William G. Burn Murdoch

Famous quotes with Corrugated

  • And I realized, when I'd come in to the meetings with these corrugated metal and chain link stuff, and people would just look at me like I'd just landed from Mars. But I couldn't do anything else. That was my response to the people and the time.
    Frank Gehry
  • My father, William C. Boulding, was a working plumber in business for himself. At the back of the house was the yard, a corrugated iron shed full of pipes, wrenches, and blow torches, and other mysterious and rather frightening apparatus. He had two faithful employees, Billy Fox, who was moody and regarded as a little queer, and Billy Sankey, who was short and cheerful. They and my father always smelled strongly of some kind of grease. My father was a gentle man. I never I never heard his voice raised in anger. He had had a very hard childhood. His father died soon after he was born; his mother married again, a man known in the family legends as "Pa Hardacre," about whom endless stories were told. He was a bigamist. He drove my father out of the house at the age of twelve to earn his own living on the streets of Liverpool. He constantly mistreated my half-aunts, Ethel and Rosie.
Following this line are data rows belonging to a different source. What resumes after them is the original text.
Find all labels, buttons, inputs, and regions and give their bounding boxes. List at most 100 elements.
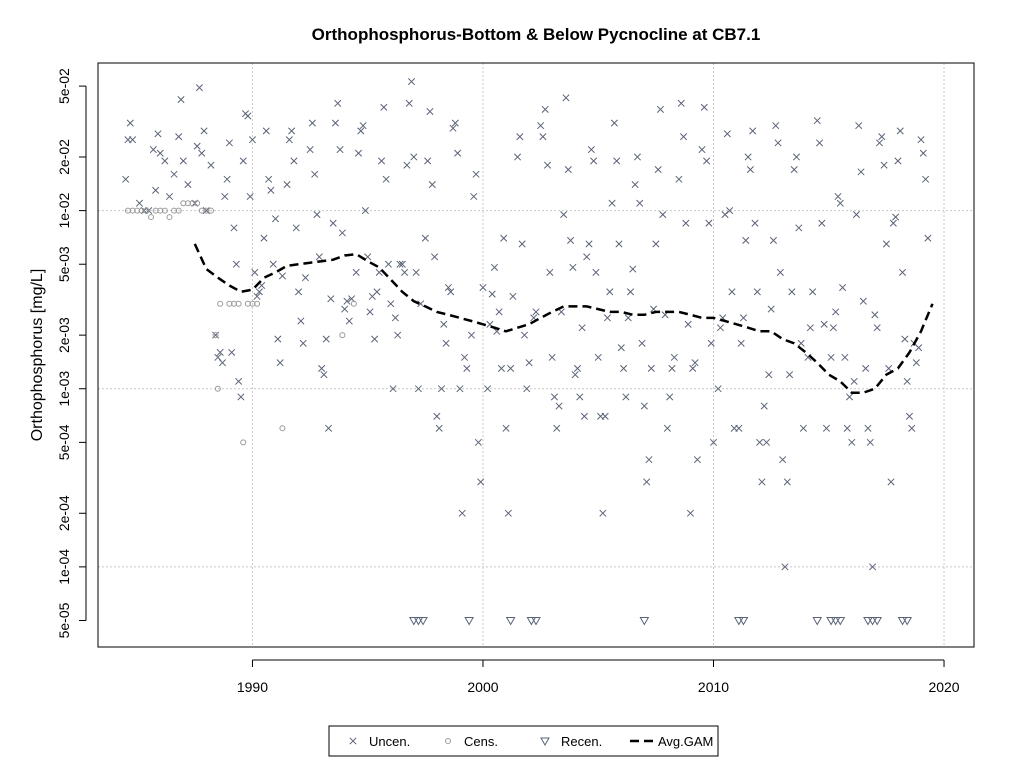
uncensored-point	[705, 219, 713, 227]
uncensored-point	[573, 364, 582, 373]
uncensored-point	[571, 371, 579, 379]
uncensored-point	[622, 393, 630, 401]
uncensored-point	[562, 94, 570, 102]
uncensored-point	[922, 175, 930, 183]
uncensored-point	[500, 234, 508, 242]
uncensored-point	[765, 371, 773, 379]
uncensored-point	[440, 320, 448, 328]
gam-layer	[193, 243, 934, 394]
uncensored-point	[283, 181, 291, 189]
censored-point	[240, 439, 247, 446]
uncensored-point	[841, 353, 849, 361]
uncensored-point	[583, 253, 591, 261]
uncensored-point	[276, 359, 284, 367]
uncensored-point	[239, 157, 247, 165]
uncensored-point	[484, 385, 492, 393]
uncensored-point	[154, 130, 162, 138]
uncensored-point	[822, 424, 831, 432]
uncensored-point	[756, 438, 764, 446]
uncensored-point	[149, 146, 157, 154]
uncensored-point	[352, 268, 360, 276]
uncensored-point	[514, 153, 522, 161]
uncensored-point	[882, 240, 890, 248]
uncensored-point	[915, 344, 923, 352]
uncensored-point	[924, 234, 932, 242]
uncensored-point	[827, 353, 835, 361]
uncensored-point	[428, 181, 436, 189]
uncensored-point	[555, 402, 563, 410]
uncensored-point	[543, 161, 552, 169]
y-tick-label: 1e-03	[56, 371, 72, 407]
uncensored-point	[507, 364, 515, 373]
uncensored-point	[599, 509, 607, 517]
legend-symbol-x	[349, 737, 357, 745]
legend-label: Uncen.	[369, 734, 410, 749]
uncensored-point	[541, 105, 549, 113]
uncensored-point	[495, 308, 503, 316]
uncensored-point	[195, 84, 203, 92]
censored-point	[217, 300, 224, 307]
uncensored-point	[737, 339, 745, 347]
uncensored-point	[218, 359, 227, 367]
uncensored-point	[919, 149, 927, 157]
uncensored-point	[594, 353, 602, 361]
uncensored-point	[424, 157, 432, 165]
recensored-point	[872, 617, 883, 626]
uncensored-point	[357, 127, 365, 135]
uncensored-point	[377, 157, 386, 165]
uncensored-point	[329, 219, 337, 227]
uncensored-point	[739, 314, 748, 322]
uncensored-point	[866, 438, 874, 446]
uncensored-point	[417, 300, 425, 308]
uncensored-point	[341, 305, 349, 313]
recensored-point	[863, 617, 873, 626]
uncensored-point	[645, 456, 653, 464]
recensored-point	[812, 617, 823, 626]
x-tick-label: 1990	[237, 679, 268, 695]
uncensored-point	[255, 288, 263, 296]
uncensored-point	[278, 272, 286, 280]
uncensored-point	[878, 133, 886, 141]
uncensored-point	[354, 149, 363, 157]
uncensored-point	[871, 311, 879, 319]
censored-point	[207, 207, 214, 214]
recensored-point	[738, 617, 749, 626]
uncensored-point	[788, 288, 796, 296]
uncensored-point	[663, 424, 671, 432]
uncensored-point	[361, 207, 369, 215]
uncensored-point	[654, 166, 662, 174]
uncensored-point	[869, 563, 877, 571]
uncensored-point	[901, 335, 909, 343]
uncensored-point	[474, 438, 482, 446]
uncensored-point	[421, 234, 429, 242]
y-tick-label: 5e-05	[56, 602, 72, 638]
uncensored-point	[467, 331, 476, 339]
uncensored-point	[845, 393, 854, 401]
censored-point	[194, 200, 201, 207]
uncensored-point	[184, 181, 192, 189]
uncensored-point	[336, 146, 344, 154]
uncensored-point	[576, 393, 584, 401]
uncensored-point	[431, 253, 439, 261]
uncensored-point	[677, 99, 685, 107]
uncensored-point	[606, 288, 614, 296]
uncensored-point	[267, 186, 275, 194]
uncensored-point	[799, 424, 807, 432]
uncensored-point	[703, 157, 711, 165]
x-tick-label: 2020	[928, 679, 959, 695]
uncensored-point	[850, 377, 858, 385]
uncensored-point	[887, 478, 895, 486]
uncensored-point	[539, 133, 547, 141]
uncensored-point	[590, 157, 598, 165]
recensored-point	[408, 617, 419, 626]
uncensored-point	[260, 234, 268, 242]
uncensored-point	[271, 215, 280, 223]
uncensored-point	[670, 353, 678, 361]
uncensored-point	[248, 136, 257, 144]
uncensored-point	[723, 130, 731, 138]
uncensored-point	[198, 149, 206, 157]
legend-label: Avg.GAM	[658, 734, 713, 749]
uncensored-point	[836, 199, 844, 207]
uncensored-point	[202, 207, 210, 215]
uncensored-point	[832, 308, 840, 316]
He died before I was born, but my mother's accounts of him sounded like something out of Dickens.
    Kenneth Boulding
  • Then, on the slight turn of the Lower Hope Reach, clusters of factory chimneys come distinctly into view, tall and slender above the squat ranges of cement works in Grays and Greenhithe. Smoking quietly at the top against the great blaze of a magnificent sunset, they give an industrial character to the scene, speak of work, manufactures, and trade, as palm-groves on the coral strands of distant islands speak of the luxuriant grace, beauty and vigour of tropical nature. The houses of Gravesend crowd upon the shore with an effect of confusion as if they had tumbled down haphazard from the top of the hill at the back. The flatness of the Kentish shore ends there. A fleet of steam-tugs lies at anchor in front of the various piers. A conspicuous church spire, the first seen distinctly coming from the sea, has a thoughtful grace, the serenity of a fine form above the chaotic disorder of men’s houses. But on the other side, on the flat Essex side, a shapeless and desolate red edifice, a vast pile of bricks with many windows and a slate roof more inaccessible than an Alpine slope, towers over the bend in monstrous ugliness, the tallest, heaviest building for miles around, a thing like an hotel, like a mansion of flats (all to let), exiled into these fields out of a street in West Kensington. Just round the corner, as it were, on a pier defined with stone blocks and wooden piles, a white mast, slender like a stalk of straw and crossed by a yard like a knitting-needle, flying the signals of flag and balloon, watches over a set of heavy dock-gates. Mast-heads and funnel-tops of ships peep above the ranges of corrugated iron roofs. This is the entrance to Tilbury Dock, the most recent of all London docks, the nearest to the sea.